Acting exercises are designed to enhance specific qualities and traits that every actor should be well-versed in. I have been engaging in acting classes for over a decade, and have led several classes myself, and I am always amazed at the number of different acting exercises that are wandering the acting world.
One of my personal favorite acting exercises is called, “Mirroring,” and its purpose is to help actors gain focus while simultaneously engaging two individuals to sync up their energy.
This is also an excellent acting exercise to perform in a new acting class as an icebreaker to help new actors get over their nerves and fear.
The goal of this acting exercise is to have two actors facing each other, and the lead actor begins to make movements while the other actor replicates these movements.
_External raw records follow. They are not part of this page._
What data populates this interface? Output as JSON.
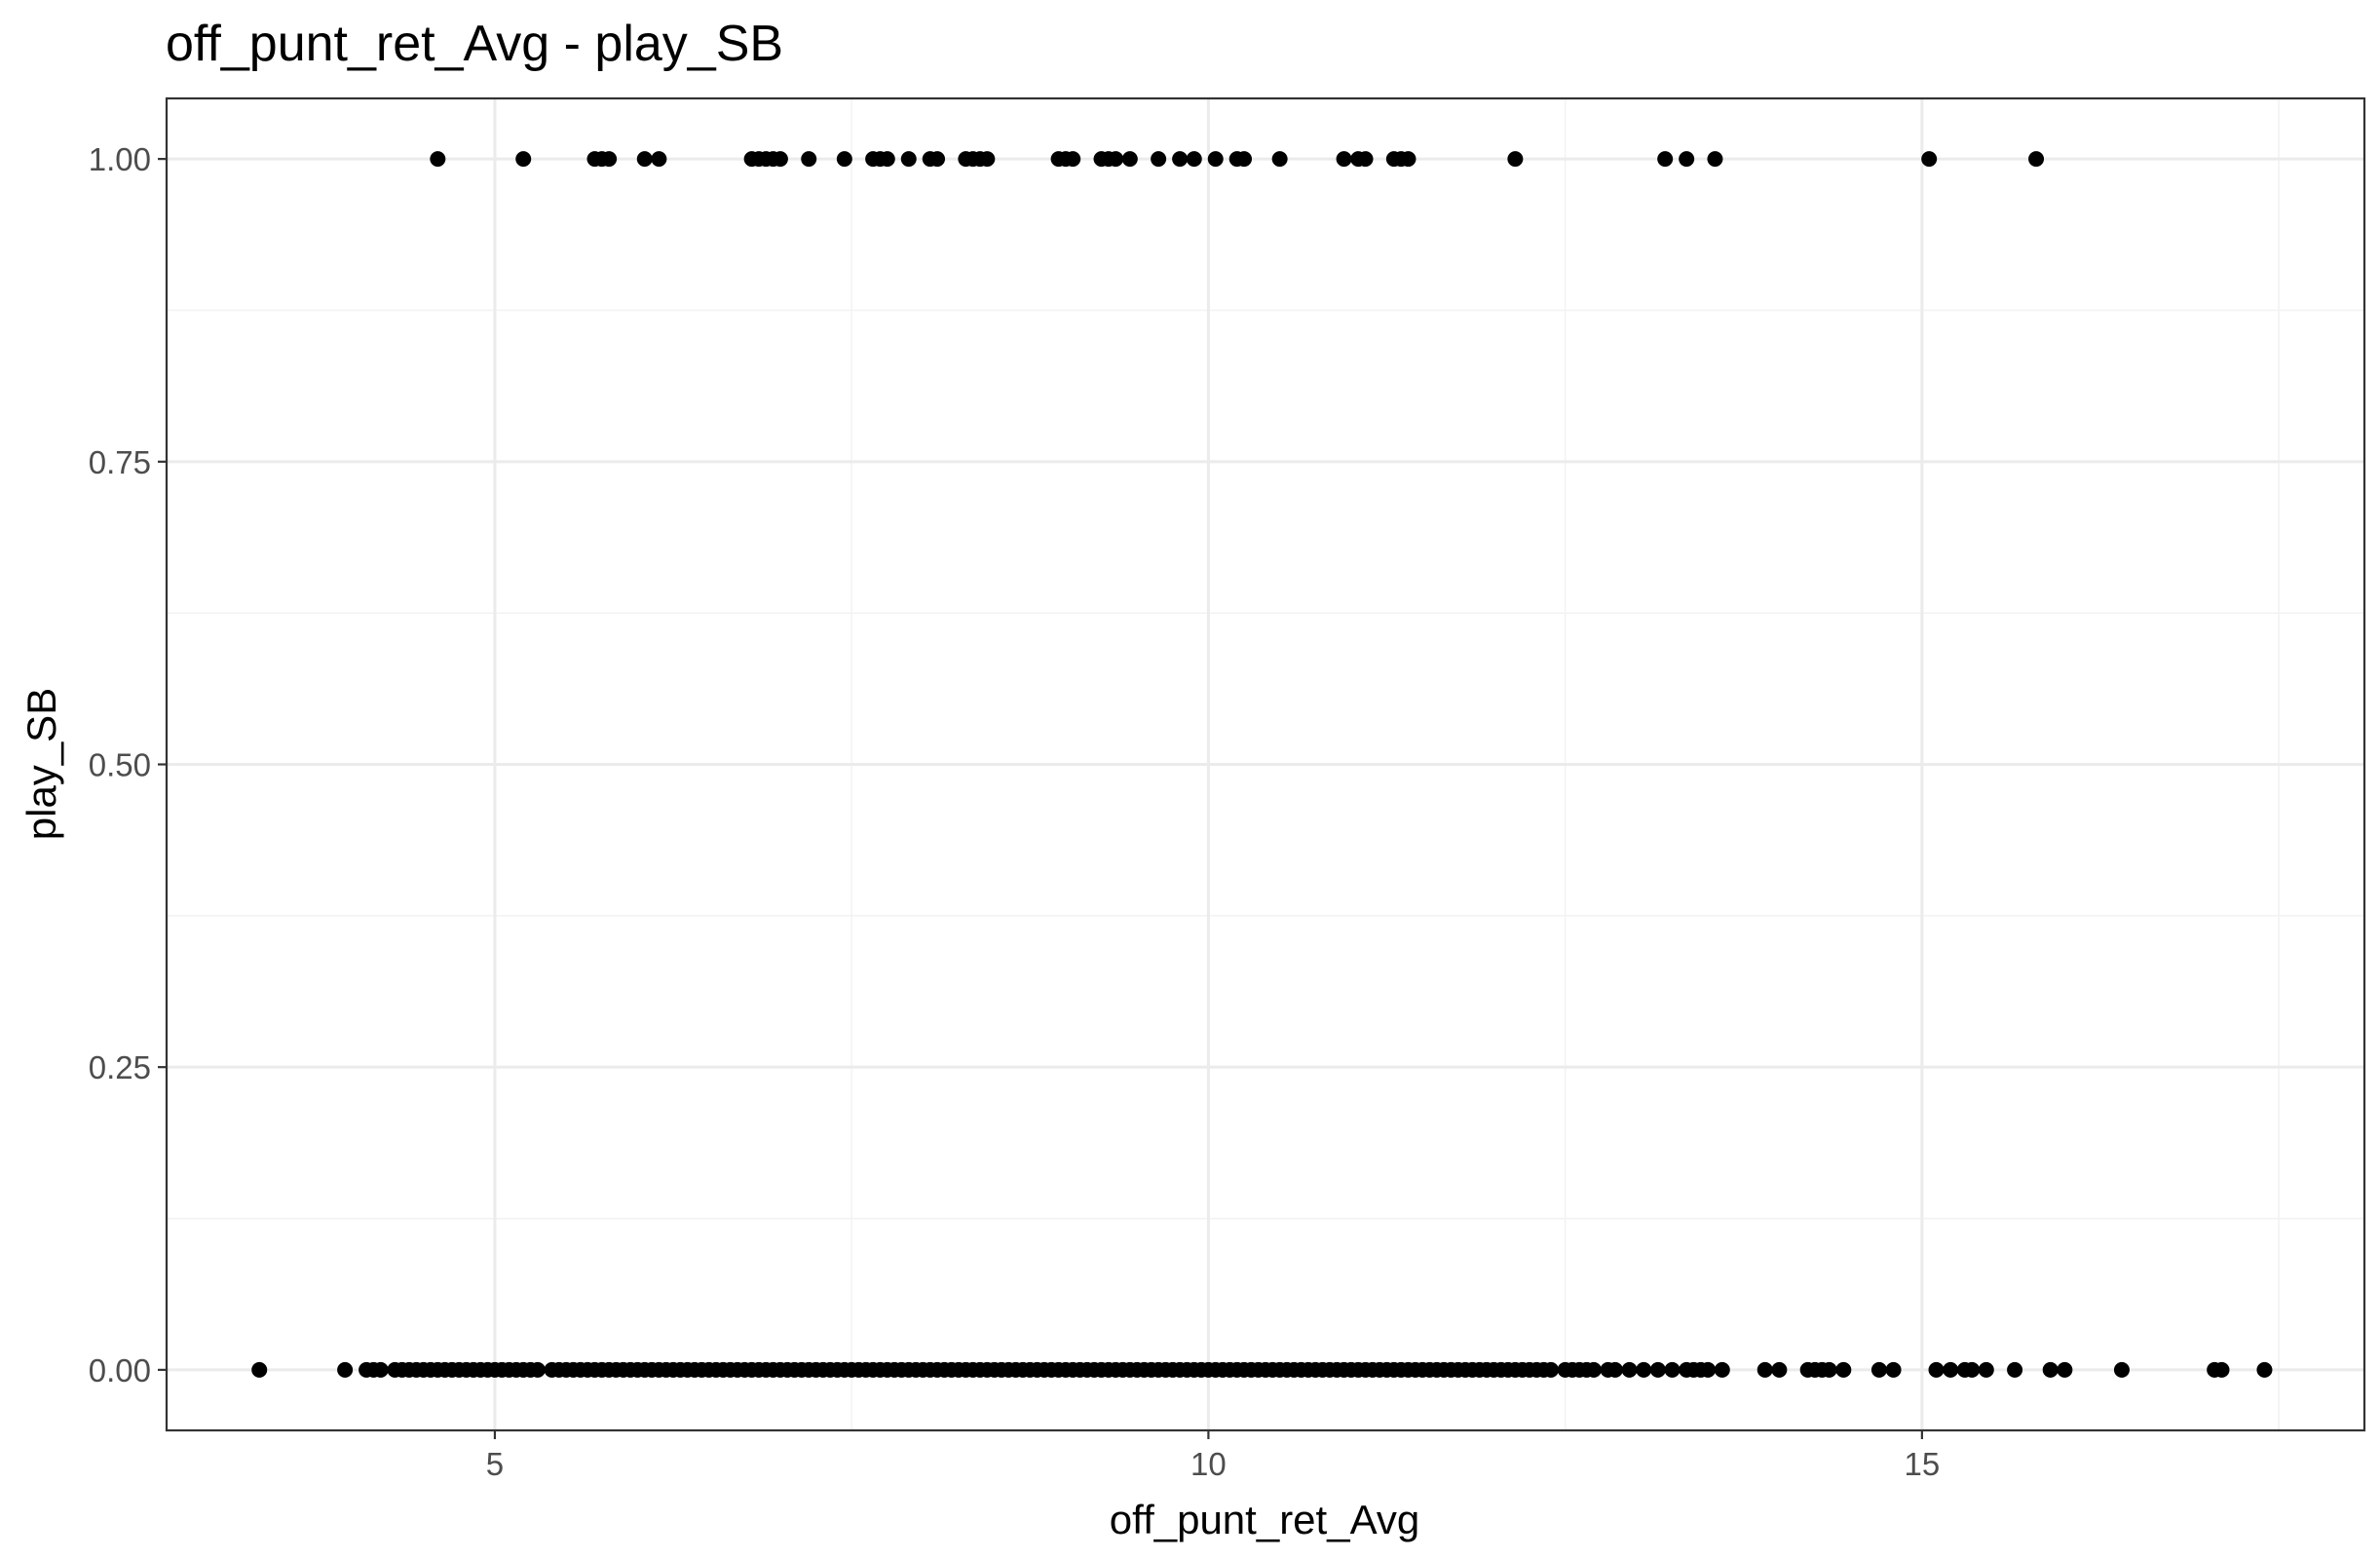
{
  "chart_data": {
    "type": "scatter",
    "title": "off_punt_ret_Avg - play_SB",
    "xlabel": "off_punt_ret_Avg",
    "ylabel": "play_SB",
    "xlim": [
      2.7,
      18.1
    ],
    "ylim": [
      -0.05,
      1.05
    ],
    "x_ticks": [
      5,
      10,
      15
    ],
    "x_tick_labels": [
      "5",
      "10",
      "15"
    ],
    "y_ticks": [
      0,
      0.25,
      0.5,
      0.75,
      1
    ],
    "y_tick_labels": [
      "0.00",
      "0.25",
      "0.50",
      "0.75",
      "1.00"
    ],
    "grid": true,
    "point_color": "#000000",
    "series": [
      {
        "y": 1,
        "x": [
          4.6,
          5.2,
          5.7,
          5.75,
          5.8,
          6.05,
          6.15,
          6.8,
          6.85,
          6.9,
          6.95,
          7.0,
          7.2,
          7.45,
          7.65,
          7.7,
          7.75,
          7.9,
          8.05,
          8.1,
          8.3,
          8.35,
          8.4,
          8.45,
          8.95,
          9.0,
          9.05,
          9.25,
          9.3,
          9.35,
          9.45,
          9.65,
          9.8,
          9.9,
          10.05,
          10.2,
          10.25,
          10.5,
          10.95,
          11.05,
          11.1,
          11.3,
          11.35,
          11.4,
          12.15,
          13.2,
          13.35,
          13.55,
          15.05,
          15.8
        ]
      },
      {
        "y": 0,
        "x": [
          3.35,
          3.95,
          4.1,
          4.15,
          4.2,
          4.3,
          4.35,
          4.4,
          4.45,
          4.5,
          4.55,
          4.6,
          4.65,
          4.7,
          4.75,
          4.8,
          4.85,
          4.9,
          4.95,
          5.0,
          5.05,
          5.1,
          5.15,
          5.2,
          5.25,
          5.3,
          5.4,
          5.45,
          5.5,
          5.55,
          5.6,
          5.65,
          5.7,
          5.75,
          5.8,
          5.85,
          5.9,
          5.95,
          6.0,
          6.05,
          6.1,
          6.15,
          6.2,
          6.25,
          6.3,
          6.35,
          6.4,
          6.45,
          6.5,
          6.55,
          6.6,
          6.65,
          6.7,
          6.75,
          6.8,
          6.85,
          6.9,
          6.95,
          7.0,
          7.05,
          7.1,
          7.15,
          7.2,
          7.25,
          7.3,
          7.35,
          7.4,
          7.45,
          7.5,
          7.55,
          7.6,
          7.65,
          7.7,
          7.75,
          7.8,
          7.85,
          7.9,
          7.95,
          8.0,
          8.05,
          8.1,
          8.15,
          8.2,
          8.25,
          8.3,
          8.35,
          8.4,
          8.45,
          8.5,
          8.55,
          8.6,
          8.65,
          8.7,
          8.75,
          8.8,
          8.85,
          8.9,
          8.95,
          9.0,
          9.05,
          9.1,
          9.15,
          9.2,
          9.25,
          9.3,
          9.35,
          9.4,
          9.45,
          9.5,
          9.55,
          9.6,
          9.65,
          9.7,
          9.75,
          9.8,
          9.85,
          9.9,
          9.95,
          10.0,
          10.05,
          10.1,
          10.15,
          10.2,
          10.25,
          10.3,
          10.35,
          10.4,
          10.45,
          10.5,
          10.55,
          10.6,
          10.65,
          10.7,
          10.75,
          10.8,
          10.85,
          10.9,
          10.95,
          11.0,
          11.05,
          11.1,
          11.15,
          11.2,
          11.25,
          11.3,
          11.35,
          11.4,
          11.45,
          11.5,
          11.55,
          11.6,
          11.65,
          11.7,
          11.75,
          11.8,
          11.85,
          11.9,
          11.95,
          12.0,
          12.05,
          12.1,
          12.15,
          12.2,
          12.25,
          12.3,
          12.35,
          12.4,
          12.5,
          12.55,
          12.6,
          12.65,
          12.7,
          12.8,
          12.85,
          12.95,
          13.05,
          13.15,
          13.25,
          13.35,
          13.4,
          13.45,
          13.5,
          13.6,
          13.9,
          14.0,
          14.2,
          14.25,
          14.3,
          14.35,
          14.45,
          14.7,
          14.8,
          15.1,
          15.2,
          15.3,
          15.35,
          15.45,
          15.65,
          15.9,
          16.0,
          16.4,
          17.05,
          17.1,
          17.4
        ]
      }
    ]
  }
}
Eventually, their movements will happen almost automatically – as if it is one individual looking in the mirror.
Choose an actor to be the lead, and the other actor will mirror his movements. Instruct the lead actor to begin making abstract movements, which may involve his entire body or only certain parts of his body. Instruct the mirroring individual to copy is movements as the lead is performing them.
After 45 seconds, change it up – allow the lead actor to be the mirror. Have the new lead actor perform abstract movements while the other actor mirrors his movements.
Now, revert back so the first lead actor is the lead once more. Instruct him to perform everyday tasks, such as running his hands through his hair, filing his fingernails, tying his shoes, etc. The other actor should mirror these actions.
Make sure that the mirror actor tries to move almost at the same time as the lead actor. This can be accomplished by the actors looking each other in the eyes – focusing their energy and thoughts within each other. Do not allow them to give verbal cues as to when they are moving, but rather support their organic connection.